According to numbers from NOAA’s National Centers for Environmental Information (NCEI), more than 5 million acres burned in wildfires in the United States. And that’s just slightly higher than half of the annual record set in 2010, when more than 10 millions acres fell victim to wildfires.
The fact is, wildfires are unpredictable. They’re costly. They’re dangerous. And many climate scientists predict that they will happen with increasing frequency and ferocity in the coming years as climate change increases spring and summer temperatures, and decreases rain fall in come parts of the country. In fact, some organizations claim that wildfire season has grown by two months or more due to changes in global climate.
With wildfire season here in many parts of the country, insurers are working hard to understand where fires could occur and what threats they pose to policy holders across the region. And they have a new tool to assist them.
Location intelligence technology is paving the way for more accurate assessments of threats as well as providing insurers with insights on areas of destruction and damage. It allows them to visualize spatial data and understand relationships between specific locations so, for example, they can see how many houses have been destroyed and actively locate other structures around the perimeter of a wildfire that might be at risk.
A process known as geocoding helps insurers gain accurate location and address information fueled by a wide range of up-to-date, reliable data from data providers. This results in more matches, fewer false positives, and better data quality, as well as faster and more accurate assessments of their clients’ exposure.

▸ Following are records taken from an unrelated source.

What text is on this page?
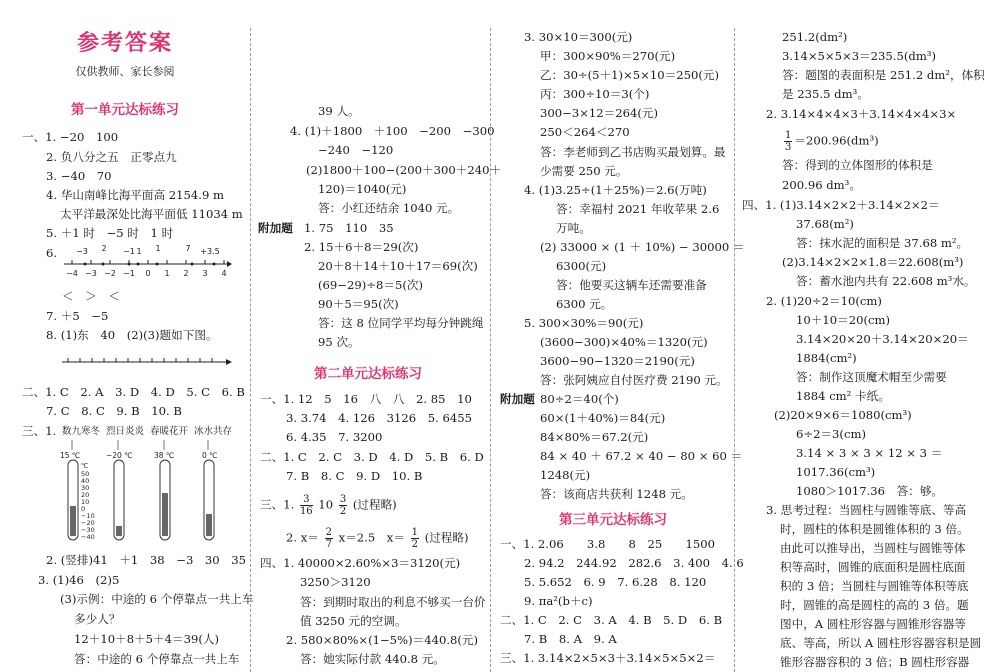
参考答案
仅供教师、家长参阅
第一单元达标练习
一、1. −20　100
2. 负八分之五　正零点九
3. −40　70
4. 华山南峰比海平面高 2154.9 m
太平洋最深处比海平面低 11034 m
5. ＋1 时　−5 时　1 时
6. −3 2 −1 1 1	7 +3.5
−4 −3 −2 −1 0 1 2 3 4
＜　＞　＜
7. ＋5　−5
8. (1)东　40　(2)(3)题如下图。
二、1. C　2. A　3. D　4. D　5. C　6. B
7. C　8. C　9. B　10. B
三、1. 数九寒冬 烈日炎炎 春暖花开 冰水共存
15 ℃	−20 ℃	38 ℃	0 ℃
℃
50
40
30
20
10
0
−10
−20
−30
−40
2. (竖排)41　＋1　38　−3　30　35
3. (1)46　(2)5
(3)示例：中途的 6 个停靠点一共上车
多少人？
12＋10＋8＋5＋4＝39(人)
答：中途的 6 个停靠点一共上车
39 人。
4. (1)＋1800　＋100　−200　−300
−240　−120
(2)1800＋100−(200＋300＋240＋
120)＝1040(元)
答：小红还结余 1040 元。
附加题 1. 75　110　35
2. 15＋6＋8＝29(次)
20＋8＋14＋10＋17＝69(次)
(69−29)÷8＝5(次)
90＋5＝95(次)
答：这 8 位同学平均每分钟跳绳
95 次。
第二单元达标练习
一、1. 12　5　16　八　八　2. 85　10
3. 3.74　4. 126　3126　5. 6455
6. 4.35　7. 3200
二、1. C　2. C　3. D　4. D　5. B　6. D
7. B　8. C　9. D　10. B
三、1. $\frac{3}{16} 10 \frac{3}{2}$ (过程略)
2. $x= \frac{2}{7} x=2.5$　$x= \frac{1}{2}$ (过程略)
四、1. 40000×2.60%×3＝3120(元)
3250＞3120
答：到期时取出的利息不够买一台价
值 3250 元的空调。
2. 580×80%×(1−5%)＝440.8(元)
答：她实际付款 440.8 元。
3. 30×10＝300(元)
甲：300×90%＝270(元)
乙：30÷(5＋1)×5×10＝250(元)
丙：300÷10＝3(个)
300−3×12＝264(元)
250＜264＜270
答：李老师到乙书店购买最划算。最
少需要 250 元。
4. (1)3.25÷(1＋25%)＝2.6(万吨)
答：幸福村 2021 年收苹果 2.6
万吨。
(2) 33000 × (1 ＋ 10%) − 30000 ＝
6300(元)
答：他要买这辆车还需要准备
6300 元。
5. 300×30%＝90(元)
(3600−300)×40%＝1320(元)
3600−90−1320＝2190(元)
答：张阿姨应自付医疗费 2190 元。
附加题 80÷2＝40(个)
60×(1＋40%)＝84(元)
84×80%＝67.2(元)
84 × 40 ＋ 67.2 × 40 − 80 × 60 ＝
1248(元)
答：该商店共获利 1248 元。
第三单元达标练习
一、1. 2.06　　3.8　　8　25　　1500
2. 94.2　244.92　282.6　3. 400　4. 6
5. 5.652　6. 9　7. 6.28　8. 120
9. πa²(b＋c)
二、1. C　2. C　3. A　4. B　5. D　6. B
7. B　8. A　9. A
三、1. 3.14×2×5×3＋3.14×5×5×2＝
251.2(dm²)
3.14×5×5×3＝235.5(dm³)
答：题图的表面积是 251.2 dm²，体积
是 235.5 dm³。
2. 3.14×4×4×3＋3.14×4×4×3×
$\frac{1}{3} =200.96(dm^3)$
答：得到的立体图形的体积是
200.96 dm³。
四、1. (1)3.14×2×2＋3.14×2×2＝
37.68(m²)
答：抹水泥的面积是 37.68 m²。
(2)3.14×2×2×1.8＝22.608(m³)
答：蓄水池内共有 22.608 m³水。
2. (1)20÷2＝10(cm)
10＋10＝20(cm)
3.14×20×20＋3.14×20×20＝
1884(cm²)
答：制作这顶魔术帽至少需要
1884 cm² 卡纸。
(2)20×9×6＝1080(cm³)
6÷2＝3(cm)
3.14 × 3 × 3 × 12 × 3 ＝
1017.36(cm³)
1080＞1017.36　答：够。
3. 思考过程：当圆柱与圆锥等底、等高
时，圆柱的体积是圆锥体积的 3 倍。
由此可以推导出，当圆柱与圆锥等体
积等高时，圆锥的底面积是圆柱底面
积的 3 倍；当圆柱与圆锥等体积等底
时，圆锥的高是圆柱的高的 3 倍。题
图中，A 圆柱形容器与圆锥形容器等
底、等高，所以 A 圆柱形容器容积是圆
锥形容器容积的 3 倍；B 圆柱形容器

In addition to using location intelligence and geocoding during a wildfire, insurers can also use this technology proactively to determine risk areas for wildfires. Knowing the flammability of a region can help insurers conduct risk assessments and ensure that policy holders have the right amount of coverage based on their level of risk.
In addition to utilizing this technology themselves, insurance companies may want to push their customers to take advantage of it as well – especially utility companies. Sometimes utility companies are responsible for wildfires starting, and geocoding solutions could help them avoid this issue moving forward. For example, using location intelligence and geocoding, they can look at wildfire risk data and see where it may create collateral damage to power lines. They can also use this intelligence to look at mitigation strategies that will enable them to avoid being exposed to costly lawsuits.
Analyzing geographic data leads to improved business decisions. By providing a better understanding of the level of exposure at individual points on the map, insurers and utility companies can better estimate potential threats and losses and insurers can be sure they are providing the correct amount of coverage at the right price.